Germline De Novo Mutations in ATP1A1 Cause Renal Hypomagnesemia, Refractory Seizures, and Intellectual Disability.
Germline De Novo Mutations in ATP1A1 Cause Renal Hypomagnesemia, Refractory Seizures, and Intellectual Disability.
Am J Hum Genet. 2018 Nov 01;103(5):808-816
Authors: Schlingmann KP, Bandulik S, Mammen C, Tarailo-Graovac M, Holm R, Baumann M, König J, Lee JJY, Drögemöller B, Imminger K, Beck BB, Altmüller J, Thiele H, Waldegger S, Van't Hoff W, Kleta R, Warth R, van Karnebeek CDM, Vilsen B, Bockenhauer D, Konrad M
Abstract
Over the last decades, a growing spectrum of monogenic disorders of human magnesium homeostasis has been clinically characterized, and genetic studies in affected individuals have identified important molecular components of cellular and epithelial magnesium transport.

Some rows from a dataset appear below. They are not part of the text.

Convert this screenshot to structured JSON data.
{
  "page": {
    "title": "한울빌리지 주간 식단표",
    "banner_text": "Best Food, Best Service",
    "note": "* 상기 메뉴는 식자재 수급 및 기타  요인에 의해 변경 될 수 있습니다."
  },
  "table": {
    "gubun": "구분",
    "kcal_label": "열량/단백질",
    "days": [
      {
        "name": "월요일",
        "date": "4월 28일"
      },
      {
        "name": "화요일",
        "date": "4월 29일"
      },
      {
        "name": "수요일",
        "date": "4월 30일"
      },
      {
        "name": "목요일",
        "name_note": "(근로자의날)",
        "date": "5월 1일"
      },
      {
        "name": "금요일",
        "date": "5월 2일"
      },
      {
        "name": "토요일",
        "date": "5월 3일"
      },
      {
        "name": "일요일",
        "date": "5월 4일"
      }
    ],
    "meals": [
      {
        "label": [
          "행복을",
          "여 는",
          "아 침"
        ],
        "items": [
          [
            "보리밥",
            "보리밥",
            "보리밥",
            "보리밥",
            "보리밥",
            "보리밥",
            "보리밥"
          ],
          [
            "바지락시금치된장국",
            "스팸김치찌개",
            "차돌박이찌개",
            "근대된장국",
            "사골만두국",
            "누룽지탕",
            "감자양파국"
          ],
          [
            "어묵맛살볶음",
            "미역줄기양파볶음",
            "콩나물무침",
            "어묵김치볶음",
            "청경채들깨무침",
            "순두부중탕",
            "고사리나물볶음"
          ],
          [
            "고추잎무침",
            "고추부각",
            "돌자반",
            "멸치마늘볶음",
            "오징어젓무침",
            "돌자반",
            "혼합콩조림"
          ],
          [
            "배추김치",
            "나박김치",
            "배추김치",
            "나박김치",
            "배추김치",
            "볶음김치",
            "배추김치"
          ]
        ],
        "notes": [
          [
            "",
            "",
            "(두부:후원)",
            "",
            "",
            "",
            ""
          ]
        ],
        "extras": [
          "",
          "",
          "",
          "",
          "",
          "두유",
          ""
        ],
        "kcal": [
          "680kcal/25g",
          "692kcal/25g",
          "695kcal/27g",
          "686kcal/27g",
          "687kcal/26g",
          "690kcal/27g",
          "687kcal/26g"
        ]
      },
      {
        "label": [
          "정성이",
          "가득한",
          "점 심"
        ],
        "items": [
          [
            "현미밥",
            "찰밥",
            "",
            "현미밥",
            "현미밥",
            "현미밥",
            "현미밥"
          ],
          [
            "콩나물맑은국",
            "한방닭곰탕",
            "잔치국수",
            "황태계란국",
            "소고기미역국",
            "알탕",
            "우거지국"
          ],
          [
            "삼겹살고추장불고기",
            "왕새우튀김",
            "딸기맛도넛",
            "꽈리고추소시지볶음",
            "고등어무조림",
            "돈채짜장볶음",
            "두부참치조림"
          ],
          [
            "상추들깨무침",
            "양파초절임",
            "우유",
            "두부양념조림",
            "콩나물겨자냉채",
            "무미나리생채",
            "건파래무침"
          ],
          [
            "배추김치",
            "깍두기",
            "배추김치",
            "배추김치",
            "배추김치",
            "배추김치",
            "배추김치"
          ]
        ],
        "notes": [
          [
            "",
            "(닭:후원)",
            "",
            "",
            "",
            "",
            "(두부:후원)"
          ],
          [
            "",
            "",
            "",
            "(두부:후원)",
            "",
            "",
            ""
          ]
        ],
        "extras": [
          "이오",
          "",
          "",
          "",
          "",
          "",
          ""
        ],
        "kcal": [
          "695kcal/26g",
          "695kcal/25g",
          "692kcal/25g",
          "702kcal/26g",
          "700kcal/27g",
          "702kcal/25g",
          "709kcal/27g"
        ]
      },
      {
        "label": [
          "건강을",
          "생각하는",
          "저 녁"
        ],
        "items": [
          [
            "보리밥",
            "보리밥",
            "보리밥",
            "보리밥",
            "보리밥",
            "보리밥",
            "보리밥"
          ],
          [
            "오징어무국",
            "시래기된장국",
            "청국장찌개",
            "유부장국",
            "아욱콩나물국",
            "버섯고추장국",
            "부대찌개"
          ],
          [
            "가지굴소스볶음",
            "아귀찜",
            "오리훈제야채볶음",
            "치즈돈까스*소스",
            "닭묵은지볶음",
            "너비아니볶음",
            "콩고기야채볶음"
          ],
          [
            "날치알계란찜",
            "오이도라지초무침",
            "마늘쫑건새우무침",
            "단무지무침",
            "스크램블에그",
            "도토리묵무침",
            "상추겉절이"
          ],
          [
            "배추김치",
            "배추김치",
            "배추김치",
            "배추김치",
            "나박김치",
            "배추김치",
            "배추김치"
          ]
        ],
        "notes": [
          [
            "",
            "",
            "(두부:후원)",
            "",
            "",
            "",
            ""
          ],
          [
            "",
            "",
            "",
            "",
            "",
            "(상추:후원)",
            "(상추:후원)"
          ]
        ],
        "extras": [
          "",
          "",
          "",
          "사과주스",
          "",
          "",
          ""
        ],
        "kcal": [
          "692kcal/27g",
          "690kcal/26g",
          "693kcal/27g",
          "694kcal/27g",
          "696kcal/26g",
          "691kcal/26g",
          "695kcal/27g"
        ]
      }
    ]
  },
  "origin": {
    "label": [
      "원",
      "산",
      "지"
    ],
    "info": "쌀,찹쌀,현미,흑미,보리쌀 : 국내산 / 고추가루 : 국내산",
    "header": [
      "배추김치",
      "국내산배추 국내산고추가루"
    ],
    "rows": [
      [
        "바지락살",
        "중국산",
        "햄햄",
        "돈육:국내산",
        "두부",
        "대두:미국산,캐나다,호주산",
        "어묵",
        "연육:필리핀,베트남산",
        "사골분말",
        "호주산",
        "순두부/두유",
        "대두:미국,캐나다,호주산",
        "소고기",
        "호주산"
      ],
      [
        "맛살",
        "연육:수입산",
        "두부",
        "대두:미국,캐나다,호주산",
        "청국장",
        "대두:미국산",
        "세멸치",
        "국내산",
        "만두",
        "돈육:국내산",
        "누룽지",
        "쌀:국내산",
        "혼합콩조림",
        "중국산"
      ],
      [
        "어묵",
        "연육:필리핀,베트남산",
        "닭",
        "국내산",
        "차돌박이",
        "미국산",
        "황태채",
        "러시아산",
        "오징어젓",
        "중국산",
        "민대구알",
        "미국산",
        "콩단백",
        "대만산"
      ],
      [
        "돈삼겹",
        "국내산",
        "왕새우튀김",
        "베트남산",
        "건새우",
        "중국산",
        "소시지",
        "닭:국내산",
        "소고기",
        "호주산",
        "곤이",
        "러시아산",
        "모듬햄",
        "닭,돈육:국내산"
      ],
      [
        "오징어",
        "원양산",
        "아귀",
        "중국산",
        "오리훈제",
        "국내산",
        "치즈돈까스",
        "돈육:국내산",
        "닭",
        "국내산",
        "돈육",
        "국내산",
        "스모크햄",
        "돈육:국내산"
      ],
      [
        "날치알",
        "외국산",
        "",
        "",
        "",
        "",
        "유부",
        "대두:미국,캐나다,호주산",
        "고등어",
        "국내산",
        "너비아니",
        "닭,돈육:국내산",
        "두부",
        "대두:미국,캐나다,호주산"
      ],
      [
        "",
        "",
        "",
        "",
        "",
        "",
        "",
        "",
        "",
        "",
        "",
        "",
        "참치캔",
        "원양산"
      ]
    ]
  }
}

Here, we describe three infants who are from non-consanguineous families and who presented with a disease phenotype consisting of generalized seizures in infancy, severe hypomagnesemia, and renal magnesium wasting. Seizures persisted despite magnesium supplementation and were associated with significant intellectual disability. Whole-exome sequencing and conventional Sanger sequencing identified heterozygous de novo mutations in the catalytic Na+, K+-ATPase α1 subunit (ATP1A1). Functional characterization of mutant Na+, K+-ATPase α1 subunits in heterologous expression systems revealed not only a loss of Na+, K+-ATPase function but also abnormal cation permeabilities, which led to membrane depolarization and possibly aggravated the effect of the loss of physiological pump activity. These findings underline the indispensable role of the α1 isoform of the Na+, K+-ATPase for renal-tubular magnesium handling and cellular ion homeostasis, as well as maintenance of physiologic neuronal activity.